Separation and the psychological impacts that children have to suffer when one or both of their parents have to work overseas are simply not considered. We have yet to learn about government studies on how children of OFWs are reeling from the impact of separation from their parents and how government is helping provide some kind of support system for these children. All we hear are reports about the rise and fall of dollar remittances from our OFWs.

The pain that OFWs and their families suffer is multiplied a hundred times over when tragedy strikes in the countries where OFWs work. The renewed violence in Israel and Lebanon, for example, is an added pain to about 30,000 OFWs there, most of them domestics. The families of OFWs in these strife-torn Middle East countries also have to suffer sleepless nights as they watch on TV how Israeli forces and Hezbollah militants exchange missile bombardments.

Adding to the anxieties of the families of our beleaguered OFWs in Israel and Lebanon is the news about our government’s lack of resources to evacuate our modern-day heroes. While other governments have evacuated their nationals as early as July 17, all our government can do is request the Vatican to offer its churches and other facilities as relocation sites for our besieged brothers and sisters. Our officials are hoping that Israeli forces won’t hit churches and other sacred places.

Our diplomats’ game plan is to first relocate our OFWs to some safe havens such as churches before evacuating them by land to Syria or by sea to Cyprus. Evacuation will begin only when the situation reaches “Alert Level 4,” which is perhaps when bombs are already raining on the heads of our OFWs.
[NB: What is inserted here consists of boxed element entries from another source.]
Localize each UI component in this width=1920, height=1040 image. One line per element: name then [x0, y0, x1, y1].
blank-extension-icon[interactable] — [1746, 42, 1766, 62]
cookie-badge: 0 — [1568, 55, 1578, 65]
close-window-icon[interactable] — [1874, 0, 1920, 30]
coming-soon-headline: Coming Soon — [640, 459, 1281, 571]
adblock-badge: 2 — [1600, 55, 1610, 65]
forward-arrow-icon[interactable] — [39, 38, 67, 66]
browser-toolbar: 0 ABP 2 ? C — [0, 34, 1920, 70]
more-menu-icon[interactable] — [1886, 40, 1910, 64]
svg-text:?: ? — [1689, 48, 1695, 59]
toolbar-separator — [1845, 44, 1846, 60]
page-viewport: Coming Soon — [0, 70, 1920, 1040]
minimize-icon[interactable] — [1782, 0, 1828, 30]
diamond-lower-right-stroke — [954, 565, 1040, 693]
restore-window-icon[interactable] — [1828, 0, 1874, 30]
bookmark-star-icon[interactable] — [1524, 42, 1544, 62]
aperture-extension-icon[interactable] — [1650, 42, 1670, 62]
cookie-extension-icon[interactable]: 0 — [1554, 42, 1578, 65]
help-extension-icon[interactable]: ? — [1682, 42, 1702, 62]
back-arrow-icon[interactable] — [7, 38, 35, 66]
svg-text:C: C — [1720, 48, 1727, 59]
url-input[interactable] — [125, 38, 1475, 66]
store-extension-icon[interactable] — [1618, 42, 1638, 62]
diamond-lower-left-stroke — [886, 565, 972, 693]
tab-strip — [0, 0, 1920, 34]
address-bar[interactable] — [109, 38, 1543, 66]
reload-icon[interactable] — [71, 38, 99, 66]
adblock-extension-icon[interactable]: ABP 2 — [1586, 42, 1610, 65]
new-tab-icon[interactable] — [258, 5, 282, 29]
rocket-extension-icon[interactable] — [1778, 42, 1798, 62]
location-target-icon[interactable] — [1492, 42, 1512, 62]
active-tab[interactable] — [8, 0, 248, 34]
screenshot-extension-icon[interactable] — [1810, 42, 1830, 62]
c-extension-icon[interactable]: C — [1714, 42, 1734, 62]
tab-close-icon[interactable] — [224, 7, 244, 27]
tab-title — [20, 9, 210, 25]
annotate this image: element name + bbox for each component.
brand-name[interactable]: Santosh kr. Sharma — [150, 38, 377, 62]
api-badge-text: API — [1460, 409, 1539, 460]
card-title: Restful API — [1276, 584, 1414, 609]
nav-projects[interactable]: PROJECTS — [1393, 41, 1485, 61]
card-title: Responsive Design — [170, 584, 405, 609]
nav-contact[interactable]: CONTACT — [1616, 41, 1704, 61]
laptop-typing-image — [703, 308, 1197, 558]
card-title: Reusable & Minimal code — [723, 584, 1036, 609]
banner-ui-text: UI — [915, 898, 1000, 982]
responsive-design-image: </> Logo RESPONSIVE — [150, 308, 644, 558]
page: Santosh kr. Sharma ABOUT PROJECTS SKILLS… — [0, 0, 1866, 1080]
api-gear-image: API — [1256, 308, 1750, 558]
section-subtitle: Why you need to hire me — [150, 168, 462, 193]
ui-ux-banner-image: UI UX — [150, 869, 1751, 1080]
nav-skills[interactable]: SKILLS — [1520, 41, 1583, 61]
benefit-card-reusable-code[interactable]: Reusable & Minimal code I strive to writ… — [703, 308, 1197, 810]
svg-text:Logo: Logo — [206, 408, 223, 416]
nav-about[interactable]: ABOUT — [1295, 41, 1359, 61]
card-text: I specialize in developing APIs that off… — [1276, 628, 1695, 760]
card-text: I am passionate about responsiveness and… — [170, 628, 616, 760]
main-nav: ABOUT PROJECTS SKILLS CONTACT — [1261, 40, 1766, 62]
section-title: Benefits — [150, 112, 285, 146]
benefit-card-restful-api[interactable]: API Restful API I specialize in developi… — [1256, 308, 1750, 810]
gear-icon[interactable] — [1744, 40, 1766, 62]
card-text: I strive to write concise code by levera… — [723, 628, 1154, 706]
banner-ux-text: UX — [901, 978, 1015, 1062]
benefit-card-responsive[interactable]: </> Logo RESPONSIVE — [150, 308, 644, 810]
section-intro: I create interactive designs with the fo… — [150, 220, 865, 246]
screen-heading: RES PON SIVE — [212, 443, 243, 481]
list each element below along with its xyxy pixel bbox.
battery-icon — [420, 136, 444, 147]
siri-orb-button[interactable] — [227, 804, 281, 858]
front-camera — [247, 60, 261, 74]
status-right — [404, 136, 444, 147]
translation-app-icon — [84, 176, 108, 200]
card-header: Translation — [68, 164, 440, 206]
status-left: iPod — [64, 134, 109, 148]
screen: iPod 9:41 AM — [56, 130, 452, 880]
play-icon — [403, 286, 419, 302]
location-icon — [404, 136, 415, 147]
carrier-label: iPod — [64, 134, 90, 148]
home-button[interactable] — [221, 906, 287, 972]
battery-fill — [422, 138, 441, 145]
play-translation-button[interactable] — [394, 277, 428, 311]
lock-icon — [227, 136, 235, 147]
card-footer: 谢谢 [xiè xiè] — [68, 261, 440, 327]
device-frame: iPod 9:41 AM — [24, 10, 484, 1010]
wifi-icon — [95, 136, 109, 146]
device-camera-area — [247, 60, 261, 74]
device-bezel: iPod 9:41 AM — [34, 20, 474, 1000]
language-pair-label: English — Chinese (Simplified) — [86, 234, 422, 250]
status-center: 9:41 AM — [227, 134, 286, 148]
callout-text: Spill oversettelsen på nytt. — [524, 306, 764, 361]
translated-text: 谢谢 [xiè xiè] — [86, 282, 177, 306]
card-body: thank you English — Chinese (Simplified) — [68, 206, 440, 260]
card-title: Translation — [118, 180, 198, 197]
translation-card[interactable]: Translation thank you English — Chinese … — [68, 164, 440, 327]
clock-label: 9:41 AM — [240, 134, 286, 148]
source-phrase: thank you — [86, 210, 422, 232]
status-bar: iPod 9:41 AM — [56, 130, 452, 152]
Our foreign affairs officials and diplomats have also appealed to other governments to please let our OFWs hitch a ride with their cruise ships and aircrafts.

As an appreciation for the contribution of OFWs to our economy and as a deep concern for their lives and safety, can’t our government charter a plane or two of Philippine Airlines? It’s not enough to just sing songs of praises for our OFWs while their dollar remittances are helping nourish our ailing economy. It’s time we show we really care for our hardworking OFWs by bailing them out of Beirut and Israel! Such action can at least help ease the pain not only of the troubled OFWs but also of their families back home whose stomachs must have become acidic already from too much worrying.